Gazetecilik okulundan mezun olup da mesleğe başladığım ilk aylarda Ankara Saman Pazarı’da, Çorum’dan birkaç ton nohut, mercimek getirip onu yurt dışına satan tüccarın haberlerini yazıyorduk.
İhracat milli meseleydi, ihracatçı da yeni kahramanlarımızdı!İhracat olsun da çamurdan (pardon hayalisi) da olsa ihracattı...İhracata ilişkin en küçük olayı, büyük bir milli mesele olarak sunduk.“Milli ihracat” hep rekorlar kırıyordu.
Ama gerçekte rekorlar kıran hep yurt dışından ithalat oldu!…
İthalat lobisi hep ihracat lobisine galebe çaldı.Ak Parti hükümeti çıtayı yükselterek 2023’te ihracat hedefini 500 milyar dolara yükseltti!Bugün buna hükümetin kendisi cidden inanıyor mu,  kuşkuluyum.
Küçük bir hatırlatma yapayım.Yıl 2008. UİB’nin ihracatı 25,1 milyar dolar. İşler tıkırında.
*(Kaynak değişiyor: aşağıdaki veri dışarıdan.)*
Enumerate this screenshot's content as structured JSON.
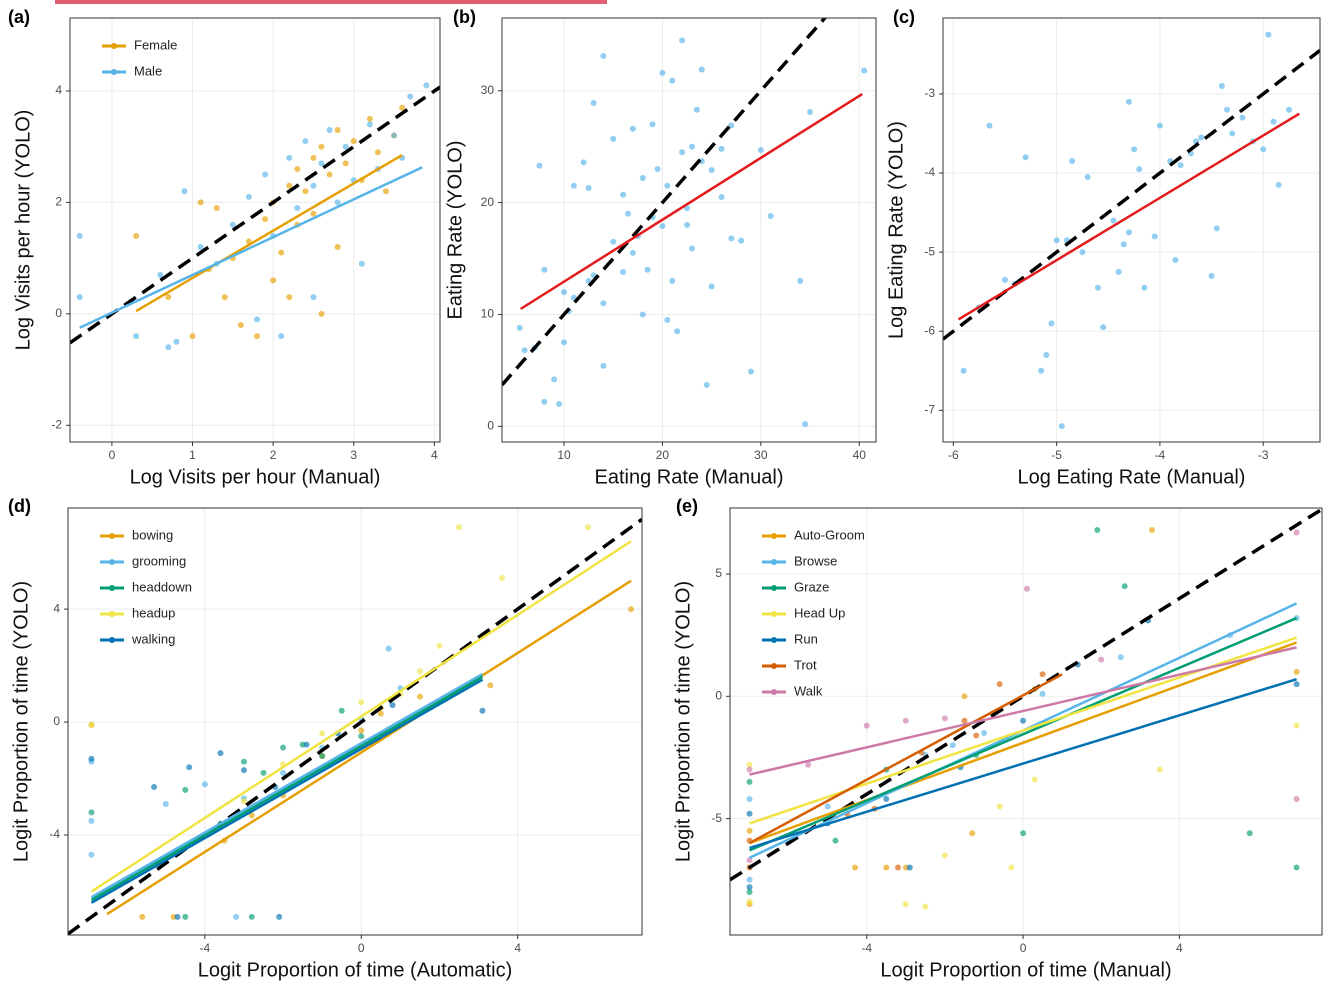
{
  "chart_data": [
    {
      "type": "scatter",
      "panel_label": "(a)",
      "xlabel": "Log Visits per hour (Manual)",
      "ylabel": "Log Visits per hour (YOLO)",
      "xlim": [
        -0.52,
        4.07
      ],
      "ylim": [
        -2.3,
        5.31
      ],
      "xticks": [
        0,
        1,
        2,
        3,
        4
      ],
      "yticks": [
        -2,
        0,
        2,
        4
      ],
      "grid": true,
      "identity_line": true,
      "legend": "top-left",
      "series": [
        {
          "name": "Female",
          "color": "#e69f00",
          "x": [
            0.3,
            0.7,
            1.0,
            1.2,
            1.4,
            1.5,
            1.7,
            1.8,
            1.9,
            2.0,
            2.1,
            2.2,
            2.3,
            2.3,
            2.4,
            2.5,
            2.5,
            2.6,
            2.7,
            2.8,
            2.9,
            3.0,
            3.1,
            3.2,
            3.3,
            3.5,
            3.6,
            1.3,
            2.0,
            2.6,
            1.6,
            2.2,
            2.8,
            1.1,
            3.4
          ],
          "values": [
            1.4,
            0.3,
            -0.4,
            0.8,
            0.3,
            1.0,
            1.3,
            -0.4,
            1.7,
            2.0,
            1.1,
            2.3,
            1.6,
            2.6,
            2.2,
            2.8,
            1.8,
            3.0,
            2.5,
            3.3,
            2.7,
            3.1,
            2.4,
            3.5,
            2.9,
            3.2,
            3.7,
            1.9,
            0.6,
            0.0,
            -0.2,
            0.3,
            1.2,
            2.0,
            2.2
          ],
          "fit": {
            "x": [
              0.3,
              3.6
            ],
            "y": [
              0.05,
              2.85
            ]
          }
        },
        {
          "name": "Male",
          "color": "#56b4e9",
          "x": [
            -0.4,
            -0.4,
            0.3,
            0.6,
            0.9,
            1.1,
            1.3,
            1.5,
            1.7,
            1.9,
            2.0,
            2.2,
            2.3,
            2.4,
            2.5,
            2.6,
            2.7,
            2.8,
            2.9,
            3.0,
            3.2,
            3.3,
            3.5,
            3.7,
            3.9,
            0.8,
            1.8,
            2.5,
            3.1,
            0.7,
            2.1,
            3.6
          ],
          "values": [
            1.4,
            0.3,
            -0.4,
            0.7,
            2.2,
            1.2,
            0.9,
            1.6,
            2.1,
            2.5,
            1.4,
            2.8,
            1.9,
            3.1,
            2.3,
            2.7,
            3.3,
            2.0,
            3.0,
            2.4,
            3.4,
            2.6,
            3.2,
            3.9,
            4.1,
            -0.5,
            -0.1,
            0.3,
            0.9,
            -0.6,
            -0.4,
            2.8
          ],
          "fit": {
            "x": [
              -0.4,
              3.85
            ],
            "y": [
              -0.25,
              2.63
            ]
          }
        }
      ]
    },
    {
      "type": "scatter",
      "panel_label": "(b)",
      "xlabel": "Eating Rate (Manual)",
      "ylabel": "Eating Rate (YOLO)",
      "xlim": [
        3.7,
        41.7
      ],
      "ylim": [
        -1.4,
        36.5
      ],
      "xticks": [
        10,
        20,
        30,
        40
      ],
      "yticks": [
        0,
        10,
        20,
        30
      ],
      "grid": true,
      "identity_line": true,
      "series": [
        {
          "color": "#56b4e9",
          "x": [
            5.5,
            6,
            7,
            7.5,
            8,
            8,
            9,
            9.5,
            10,
            10,
            10.5,
            11,
            11,
            12,
            12.5,
            13,
            13,
            14,
            14,
            15,
            15,
            16,
            16,
            16.5,
            17,
            17,
            18,
            18,
            18.5,
            19,
            19,
            19.5,
            20,
            20,
            20.5,
            21,
            21,
            21.5,
            22,
            22,
            22.5,
            23,
            23,
            23.5,
            24,
            24,
            24.5,
            25,
            25,
            26,
            26,
            27,
            27,
            28,
            29,
            30,
            31,
            34,
            34.5,
            35,
            40.5,
            12.5,
            14,
            17.5,
            20.5,
            22.5
          ],
          "values": [
            8.8,
            6.8,
            7,
            23.3,
            14,
            2.2,
            4.2,
            2,
            12,
            7.5,
            10.3,
            21.5,
            11.5,
            23.6,
            21.3,
            28.9,
            13.5,
            33.1,
            5.4,
            16.5,
            25.7,
            13.8,
            20.7,
            19,
            15.5,
            26.6,
            22.2,
            10,
            14,
            27,
            18.7,
            23,
            17.9,
            31.6,
            21.5,
            30.9,
            13,
            8.5,
            34.5,
            24.5,
            19.5,
            25,
            15.9,
            28.3,
            31.9,
            23.7,
            3.7,
            22.9,
            12.5,
            24.8,
            20.5,
            26.9,
            16.8,
            16.6,
            4.9,
            24.7,
            18.8,
            13,
            0.2,
            28.1,
            31.8,
            13,
            11,
            17,
            9.5,
            18
          ],
          "fit": {
            "x": [
              5.6,
              40.3
            ],
            "y": [
              10.5,
              29.7
            ],
            "color": "#e41a1c"
          }
        }
      ]
    },
    {
      "type": "scatter",
      "panel_label": "(c)",
      "xlabel": "Log Eating Rate (Manual)",
      "ylabel": "Log Eating Rate (YOLO)",
      "xlim": [
        -6.1,
        -2.45
      ],
      "ylim": [
        -7.4,
        -2.04
      ],
      "xticks": [
        -6,
        -5,
        -4,
        -3
      ],
      "yticks": [
        -7,
        -6,
        -5,
        -4,
        -3
      ],
      "grid": true,
      "identity_line": true,
      "series": [
        {
          "color": "#56b4e9",
          "x": [
            -5.9,
            -5.75,
            -5.65,
            -5.5,
            -5.4,
            -5.3,
            -5.15,
            -5.1,
            -5.05,
            -5.0,
            -4.95,
            -4.9,
            -4.85,
            -4.75,
            -4.7,
            -4.6,
            -4.55,
            -4.45,
            -4.4,
            -4.35,
            -4.3,
            -4.3,
            -4.25,
            -4.2,
            -4.15,
            -4.05,
            -4.0,
            -3.9,
            -3.85,
            -3.8,
            -3.7,
            -3.65,
            -3.6,
            -3.5,
            -3.45,
            -3.4,
            -3.35,
            -3.3,
            -3.2,
            -3.1,
            -3.0,
            -2.95,
            -2.9,
            -2.85,
            -2.75
          ],
          "values": [
            -6.5,
            -5.7,
            -3.4,
            -5.35,
            -5.4,
            -3.8,
            -6.5,
            -6.3,
            -5.9,
            -4.85,
            -7.2,
            -4.85,
            -3.85,
            -5.0,
            -4.05,
            -5.45,
            -5.95,
            -4.6,
            -5.25,
            -4.9,
            -3.1,
            -4.75,
            -3.7,
            -3.95,
            -5.45,
            -4.8,
            -3.4,
            -3.85,
            -5.1,
            -3.9,
            -3.75,
            -3.6,
            -3.55,
            -5.3,
            -4.7,
            -2.9,
            -3.2,
            -3.5,
            -3.3,
            -3.6,
            -3.7,
            -2.25,
            -3.35,
            -4.15,
            -3.2
          ],
          "fit": {
            "x": [
              -5.95,
              -2.65
            ],
            "y": [
              -5.85,
              -3.25
            ],
            "color": "#e41a1c"
          }
        }
      ]
    },
    {
      "type": "scatter",
      "panel_label": "(d)",
      "xlabel": "Logit Proportion of time (Automatic)",
      "ylabel": "Logit Proportion of time (YOLO)",
      "xlim": [
        -7.5,
        7.18
      ],
      "ylim": [
        -7.54,
        7.58
      ],
      "xticks": [
        -4,
        0,
        4
      ],
      "yticks": [
        -4,
        0,
        4
      ],
      "grid": true,
      "identity_line": true,
      "legend": "top-left",
      "series": [
        {
          "name": "bowing",
          "color": "#e69f00",
          "x": [
            -6.9,
            -4.8,
            -3.5,
            -2.8,
            -2,
            -1,
            0,
            0.5,
            1.5,
            3.3,
            6.9,
            -5.6
          ],
          "values": [
            -0.1,
            -6.9,
            -4.2,
            -3.3,
            -2.6,
            -1.2,
            -0.3,
            0.3,
            0.9,
            1.3,
            4.0,
            -6.9
          ],
          "fit": {
            "x": [
              -6.5,
              6.9
            ],
            "y": [
              -6.8,
              5.0
            ]
          }
        },
        {
          "name": "grooming",
          "color": "#56b4e9",
          "x": [
            -6.9,
            -6.9,
            -6.9,
            -5,
            -4,
            -3,
            -2,
            -1,
            0,
            1,
            -3.2,
            0.7
          ],
          "values": [
            -1.4,
            -3.5,
            -4.7,
            -2.9,
            -2.2,
            -2.7,
            -1.8,
            -0.9,
            0.1,
            1.2,
            -6.9,
            2.6
          ],
          "fit": {
            "x": [
              -6.9,
              3.1
            ],
            "y": [
              -6.2,
              1.7
            ]
          }
        },
        {
          "name": "headdown",
          "color": "#009e73",
          "x": [
            -6.9,
            -4.5,
            -3.6,
            -3,
            -2.5,
            -2,
            -1.5,
            -1,
            -0.5,
            -4.5,
            -2.8,
            0
          ],
          "values": [
            -3.2,
            -2.4,
            -3.6,
            -1.4,
            -1.8,
            -0.9,
            -0.8,
            -1.2,
            0.4,
            -6.9,
            -6.9,
            -0.5
          ],
          "fit": {
            "x": [
              -6.9,
              3.1
            ],
            "y": [
              -6.3,
              1.6
            ]
          }
        },
        {
          "name": "headup",
          "color": "#f0e442",
          "x": [
            -6.9,
            -3,
            -2,
            -1,
            0,
            0.5,
            1,
            1.5,
            2,
            2.5,
            3.6,
            5.8
          ],
          "values": [
            -0.1,
            -2.8,
            -1.5,
            -0.4,
            0.7,
            0.5,
            1,
            1.8,
            2.7,
            6.9,
            5.1,
            6.9
          ],
          "fit": {
            "x": [
              -6.9,
              6.9
            ],
            "y": [
              -6.0,
              6.4
            ]
          }
        },
        {
          "name": "walking",
          "color": "#0072b2",
          "x": [
            -6.9,
            -5.3,
            -4.4,
            -3.6,
            -3,
            -2.2,
            -1.4,
            -0.6,
            0.8,
            3.1,
            -4.7,
            -2.1
          ],
          "values": [
            -1.3,
            -2.3,
            -1.6,
            -1.1,
            -1.7,
            -2.3,
            -0.8,
            -0.4,
            0.6,
            0.4,
            -6.9,
            -6.9
          ],
          "fit": {
            "x": [
              -6.9,
              3.1
            ],
            "y": [
              -6.4,
              1.5
            ]
          }
        }
      ]
    },
    {
      "type": "scatter",
      "panel_label": "(e)",
      "xlabel": "Logit Proportion of time (Manual)",
      "ylabel": "Logit Proportion of time (YOLO)",
      "xlim": [
        -7.5,
        7.65
      ],
      "ylim": [
        -9.76,
        7.7
      ],
      "xticks": [
        -4,
        0,
        4
      ],
      "yticks": [
        -5,
        0,
        5
      ],
      "grid": true,
      "identity_line": true,
      "legend": "top-left",
      "series": [
        {
          "name": "Auto-Groom",
          "color": "#e69f00",
          "x": [
            -7,
            -7,
            -4.3,
            -3.5,
            -3,
            -1.3,
            0.3,
            3.3,
            7,
            -1.5
          ],
          "values": [
            -5.5,
            -8.5,
            -7,
            -7,
            -7,
            -5.6,
            0.3,
            6.8,
            1,
            0
          ],
          "fit": {
            "x": [
              -7,
              7
            ],
            "y": [
              -6.0,
              2.2
            ]
          }
        },
        {
          "name": "Browse",
          "color": "#56b4e9",
          "x": [
            -7,
            -7,
            -5,
            -2.5,
            -1,
            0.5,
            2.5,
            5.3,
            7,
            -1.8
          ],
          "values": [
            -4.2,
            -7.5,
            -4.5,
            -2.4,
            -1.5,
            0.1,
            1.6,
            2.5,
            3.2,
            -2
          ],
          "fit": {
            "x": [
              -7,
              7
            ],
            "y": [
              -6.6,
              3.8
            ]
          }
        },
        {
          "name": "Graze",
          "color": "#009e73",
          "x": [
            -7,
            -7,
            -4.8,
            -3.5,
            -1.2,
            0,
            1.9,
            2.6,
            7,
            5.8
          ],
          "values": [
            -3.5,
            -8,
            -5.9,
            -3,
            -2.4,
            -5.6,
            6.8,
            4.5,
            -7,
            -5.6
          ],
          "fit": {
            "x": [
              -7,
              7
            ],
            "y": [
              -6.3,
              3.2
            ]
          }
        },
        {
          "name": "Head Up",
          "color": "#f0e442",
          "x": [
            -7,
            -7,
            -3,
            -2.5,
            -2,
            -0.6,
            0.3,
            3.5,
            7,
            -0.3
          ],
          "values": [
            -2.8,
            -8.4,
            -8.5,
            -8.6,
            -6.5,
            -4.5,
            -3.4,
            -3,
            -1.2,
            -7
          ],
          "fit": {
            "x": [
              -7,
              7
            ],
            "y": [
              -5.2,
              2.4
            ]
          }
        },
        {
          "name": "Run",
          "color": "#0072b2",
          "x": [
            -7,
            -7,
            -5,
            -3.5,
            -1.6,
            0,
            1.4,
            3.2,
            7,
            -2.9
          ],
          "values": [
            -4.8,
            -7.8,
            -5.2,
            -4.2,
            -2.9,
            -1,
            1.3,
            3.1,
            0.5,
            -7
          ],
          "fit": {
            "x": [
              -7,
              7
            ],
            "y": [
              -6.2,
              0.7
            ]
          }
        },
        {
          "name": "Trot",
          "color": "#d55e00",
          "x": [
            -7,
            -7,
            -4.5,
            -3.8,
            -2.6,
            -1.5,
            -0.6,
            0.5,
            -3.2,
            -1.2
          ],
          "values": [
            -5.9,
            -7,
            -4.8,
            -4.6,
            -2.3,
            -1,
            0.5,
            0.9,
            -7,
            -1.6
          ],
          "fit": {
            "x": [
              -7,
              1
            ],
            "y": [
              -6.0,
              0.9
            ]
          }
        },
        {
          "name": "Walk",
          "color": "#cc79a7",
          "x": [
            -7,
            -7,
            -5.5,
            -4,
            -3,
            -2,
            0.1,
            2,
            7,
            7
          ],
          "values": [
            -3,
            -6.7,
            -2.8,
            -1.2,
            -1,
            -0.9,
            4.4,
            1.5,
            6.7,
            -4.2
          ],
          "fit": {
            "x": [
              -7,
              7
            ],
            "y": [
              -3.2,
              2.0
            ]
          }
        }
      ]
    }
  ]
}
Rakamın 2009’da 30 milyar dolara çıkacağı tahmin ediliyor.
Ama Genel Sekreter İbrahim Okur daha “garanti” olsun diye bize hedefi 28 milyar dolar veriyor.Feleğin işi, mi diyelim, şansızlık mı… Tabi yıl sonuna doğru kriz patladı ve her şey tepetaklak gitti.2008’de 25 milyar doları aşan UİB ihracatı, bakın 2012 sonunda hala bu rakama ulaşamadı!Türkiye’nin toplam rakamları da farklı değil. 2008’de 132 milyar doların biraz üzerine çıkan ihracat bu sene sadece 135 milyara ulaşmış olacak.
Bir de gerçek rekorların sahibi ithalata bakalım: 2008’de 201 milyar olan ithalat 2011’i 240 milyar dolarla kapatmıştı.
Yani ithalatın 100 dolar, ihracatın 60 dolar.İşte ihracat ihracat diye böbürlenmenin altındaki çıplak gerçek bu.
Demek ki bizde iktidarlar söyledikleri şeyin tam tersini yapıyor.Kamuoyunda ihracat balonu şişirilirken, gerçekte ithalatın faturası yükseldikçe yükseliyor.Meydanlarda “milli”, “yüzde 100 yerli”, “Türk” vs. derken gerçekte ortalık yabancı mallarla doluyor. Cari açık (bunu dış ticaretteki açık olarak da okuyabilirsiniz), gerçek rekortmenimiz, bu!
Hani hükümet ekonomiyi iyi biliyordu, üretimdeki ithal hammadde ve ara malı oranını azaltıp yerli katkıyı artıracaktı, ithalatı frenleyecekti… Ne oldu?2002’de ihracat, ithalatın yüzde 70’ini karşılarken, şimdilerde ancak yüzde 60’ını karşılayabiliyor.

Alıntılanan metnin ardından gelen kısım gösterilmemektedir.